Partir à la conquête de l’écosystème tech new-yorkais peut être un véritable défi pour les entrepreneurs français. Expatriée depuis 20 ans aux Etats-Unis, Caroline Faucher-Winter est notamment co-présidente de la French Tech New York. Dotée d’un intense parcours professionnel, elle accompagne les starts-up françaises qui souhaitent s’implanter sur le sol américain.

Caroline Faucher-Winter, co-présidente de la French Tech New YorkCaroline Faucher-Winter, co-présidente de la French Tech New York
Écrit par Elena Rouet-Sanchez
Publié le 28 mai 2024, mis à jour le 29 mai 2024

La French Tech New York rassemble une importante communauté d’entrepreneurs français, pour certains expatriés de longue date aux États-Unis. Mais au-delà de cela, elle est aussi le point de rencontre des Français dans la technologie et de la communauté tech locale. Véritable « productrice de licornes », comme elle aime appeler la French Tech, Caroline Faucher-Winter partage son expérience professionnelle et personnelle et offre un précieux aperçu de la diversité et de la qualité des projets entrepreneuriaux français dans le monde de la tech américaine. 

 

Pouvez-vous vous présenter et nous parler de votre parcours professionnel ?

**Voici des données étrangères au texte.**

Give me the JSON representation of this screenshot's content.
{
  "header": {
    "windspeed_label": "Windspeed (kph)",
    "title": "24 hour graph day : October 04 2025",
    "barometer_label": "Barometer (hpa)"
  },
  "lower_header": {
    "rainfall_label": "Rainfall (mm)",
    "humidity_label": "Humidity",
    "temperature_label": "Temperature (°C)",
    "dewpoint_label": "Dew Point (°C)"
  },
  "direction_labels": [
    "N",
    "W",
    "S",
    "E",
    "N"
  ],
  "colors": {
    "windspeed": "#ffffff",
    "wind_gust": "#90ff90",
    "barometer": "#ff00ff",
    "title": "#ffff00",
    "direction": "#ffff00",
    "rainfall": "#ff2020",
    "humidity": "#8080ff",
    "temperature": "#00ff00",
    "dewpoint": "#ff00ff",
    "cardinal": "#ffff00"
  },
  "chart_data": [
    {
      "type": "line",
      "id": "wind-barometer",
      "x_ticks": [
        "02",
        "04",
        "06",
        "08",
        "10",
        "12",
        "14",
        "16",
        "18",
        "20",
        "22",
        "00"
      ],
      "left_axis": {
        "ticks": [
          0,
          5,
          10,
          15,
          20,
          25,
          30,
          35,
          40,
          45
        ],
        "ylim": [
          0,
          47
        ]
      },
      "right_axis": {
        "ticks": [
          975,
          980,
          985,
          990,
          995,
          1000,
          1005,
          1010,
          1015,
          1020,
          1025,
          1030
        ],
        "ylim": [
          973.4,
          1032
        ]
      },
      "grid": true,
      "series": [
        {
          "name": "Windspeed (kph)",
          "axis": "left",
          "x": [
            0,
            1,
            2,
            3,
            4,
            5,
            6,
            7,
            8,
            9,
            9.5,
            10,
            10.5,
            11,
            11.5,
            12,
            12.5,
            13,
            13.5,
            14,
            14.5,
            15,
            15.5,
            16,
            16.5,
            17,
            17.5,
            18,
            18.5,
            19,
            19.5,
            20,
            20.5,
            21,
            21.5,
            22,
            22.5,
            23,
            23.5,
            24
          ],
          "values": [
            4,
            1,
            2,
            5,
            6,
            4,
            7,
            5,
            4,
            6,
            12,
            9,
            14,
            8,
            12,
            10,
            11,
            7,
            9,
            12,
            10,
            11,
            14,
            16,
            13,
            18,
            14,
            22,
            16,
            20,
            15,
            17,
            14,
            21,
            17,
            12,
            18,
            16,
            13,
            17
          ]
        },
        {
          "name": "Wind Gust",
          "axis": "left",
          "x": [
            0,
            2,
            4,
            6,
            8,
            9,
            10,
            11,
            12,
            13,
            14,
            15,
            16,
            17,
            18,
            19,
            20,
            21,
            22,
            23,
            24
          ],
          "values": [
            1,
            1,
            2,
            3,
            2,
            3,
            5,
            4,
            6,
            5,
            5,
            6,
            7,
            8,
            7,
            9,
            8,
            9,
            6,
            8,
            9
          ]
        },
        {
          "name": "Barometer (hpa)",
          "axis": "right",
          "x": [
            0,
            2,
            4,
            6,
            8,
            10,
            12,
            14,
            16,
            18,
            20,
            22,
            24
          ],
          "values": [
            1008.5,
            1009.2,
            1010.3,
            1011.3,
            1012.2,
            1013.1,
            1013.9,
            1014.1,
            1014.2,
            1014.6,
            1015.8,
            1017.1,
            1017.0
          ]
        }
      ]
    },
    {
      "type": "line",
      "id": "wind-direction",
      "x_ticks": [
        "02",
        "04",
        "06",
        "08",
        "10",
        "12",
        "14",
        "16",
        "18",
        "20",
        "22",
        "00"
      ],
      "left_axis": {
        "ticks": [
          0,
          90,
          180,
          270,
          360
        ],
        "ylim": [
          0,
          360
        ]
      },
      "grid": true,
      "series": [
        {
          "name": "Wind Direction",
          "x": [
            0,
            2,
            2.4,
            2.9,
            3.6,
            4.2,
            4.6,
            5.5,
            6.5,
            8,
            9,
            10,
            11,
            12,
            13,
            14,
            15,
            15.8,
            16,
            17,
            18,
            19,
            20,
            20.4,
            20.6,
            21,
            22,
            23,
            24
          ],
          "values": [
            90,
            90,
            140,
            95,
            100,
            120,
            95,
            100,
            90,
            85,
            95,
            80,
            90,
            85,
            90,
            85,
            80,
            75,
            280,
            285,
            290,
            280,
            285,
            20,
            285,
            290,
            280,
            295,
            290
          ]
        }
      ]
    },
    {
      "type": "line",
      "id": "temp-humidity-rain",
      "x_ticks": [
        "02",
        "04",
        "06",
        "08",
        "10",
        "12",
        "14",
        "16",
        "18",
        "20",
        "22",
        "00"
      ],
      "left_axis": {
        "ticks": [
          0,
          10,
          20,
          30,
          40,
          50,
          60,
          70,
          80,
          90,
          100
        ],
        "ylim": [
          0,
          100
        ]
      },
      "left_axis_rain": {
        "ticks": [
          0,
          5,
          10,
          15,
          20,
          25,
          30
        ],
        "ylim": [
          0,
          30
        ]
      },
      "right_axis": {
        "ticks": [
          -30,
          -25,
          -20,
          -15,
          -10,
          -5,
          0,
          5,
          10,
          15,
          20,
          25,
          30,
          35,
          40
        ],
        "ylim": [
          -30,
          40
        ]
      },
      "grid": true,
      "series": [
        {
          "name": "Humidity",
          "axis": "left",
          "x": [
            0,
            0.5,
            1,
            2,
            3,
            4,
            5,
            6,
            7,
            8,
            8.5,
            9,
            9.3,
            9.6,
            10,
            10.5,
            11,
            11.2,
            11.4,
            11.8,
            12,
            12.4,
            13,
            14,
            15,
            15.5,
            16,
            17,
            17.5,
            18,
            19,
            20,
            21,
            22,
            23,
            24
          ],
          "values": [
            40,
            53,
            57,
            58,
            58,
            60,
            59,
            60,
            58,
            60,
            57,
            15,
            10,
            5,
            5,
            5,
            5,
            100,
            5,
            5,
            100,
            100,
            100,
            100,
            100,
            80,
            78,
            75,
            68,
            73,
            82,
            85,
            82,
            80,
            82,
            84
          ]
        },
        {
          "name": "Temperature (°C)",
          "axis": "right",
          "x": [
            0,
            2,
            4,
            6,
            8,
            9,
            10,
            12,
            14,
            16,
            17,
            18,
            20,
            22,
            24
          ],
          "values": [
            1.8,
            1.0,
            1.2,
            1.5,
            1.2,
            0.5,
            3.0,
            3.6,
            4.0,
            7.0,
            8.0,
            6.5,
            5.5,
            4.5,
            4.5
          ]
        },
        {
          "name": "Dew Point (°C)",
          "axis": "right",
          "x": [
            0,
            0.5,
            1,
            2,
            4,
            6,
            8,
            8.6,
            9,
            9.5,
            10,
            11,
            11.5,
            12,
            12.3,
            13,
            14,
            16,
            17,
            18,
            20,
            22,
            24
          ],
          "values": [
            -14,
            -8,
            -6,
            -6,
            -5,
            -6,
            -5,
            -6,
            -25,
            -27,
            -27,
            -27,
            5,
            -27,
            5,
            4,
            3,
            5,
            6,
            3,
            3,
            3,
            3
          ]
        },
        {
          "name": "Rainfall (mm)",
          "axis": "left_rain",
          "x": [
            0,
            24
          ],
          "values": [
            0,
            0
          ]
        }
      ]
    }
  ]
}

J’ai débuté dans le domaine de la communication après avoir terminé des études en Biochimie à Paris, qui ne me plaisaient pas vraiment. J’imaginais alors que ma carrière se déroulerait dans l’industrie pharmaceutique. Mais en 1998, le monde des start-ups et de la technologie s’est dévoilé à moi lorsque j'intègre l’équipe du premier incubateur de startups français, Tokamak. En 2004, je suis partie vivre à Washington DC avec mon mari entrepreneur tech et mon bébé. Malgré mon manque de maîtrise de l’anglais, j’ai rapidement trouvé ma place dans le milieu professionnel américain - même s’il ne s’agissait pas de communication au début. J’ai commencé par travailler pour la Mission de la Commission européenne ainsi que pour le représentant de la Banque Centrale Européenne au FMI. Par la suite, je suis retournée à mes premiers amours professionnels en travaillant pour des entreprises américaines cherchant à s’établir en France. Mon parcours a pris une nouvelle direction lorsque j’ai été embauchée par Business France en tant que responsable de l’image économique de la France en Amérique du Nord guidée par Pascal Cagni, nommé au même moment Président du Board de BF, ce qui m’a permis de m’impliquer activement dans la French Tech New York dès sa création, en 2015.

En parallèle à la French Tech de New York, je travaille depuis 5 ans pour le Galion Project, le premier club d’entrepreneur français. Je gère la communauté de ces entrepreneurs qui sont basés aux États Unis ou déployant leurs activités sur le sol américain.  Depuis 2022, je collabore avec l’agence de relations presse Kalamari, qui répond parfaitement aux besoins des entreprises technologiques françaises qui ont besoin de visibilité et d'adaptation de leurs messages sur les deux continents. Ma mission principale est de soutenir le développement des start-ups francaises sur le sol américain.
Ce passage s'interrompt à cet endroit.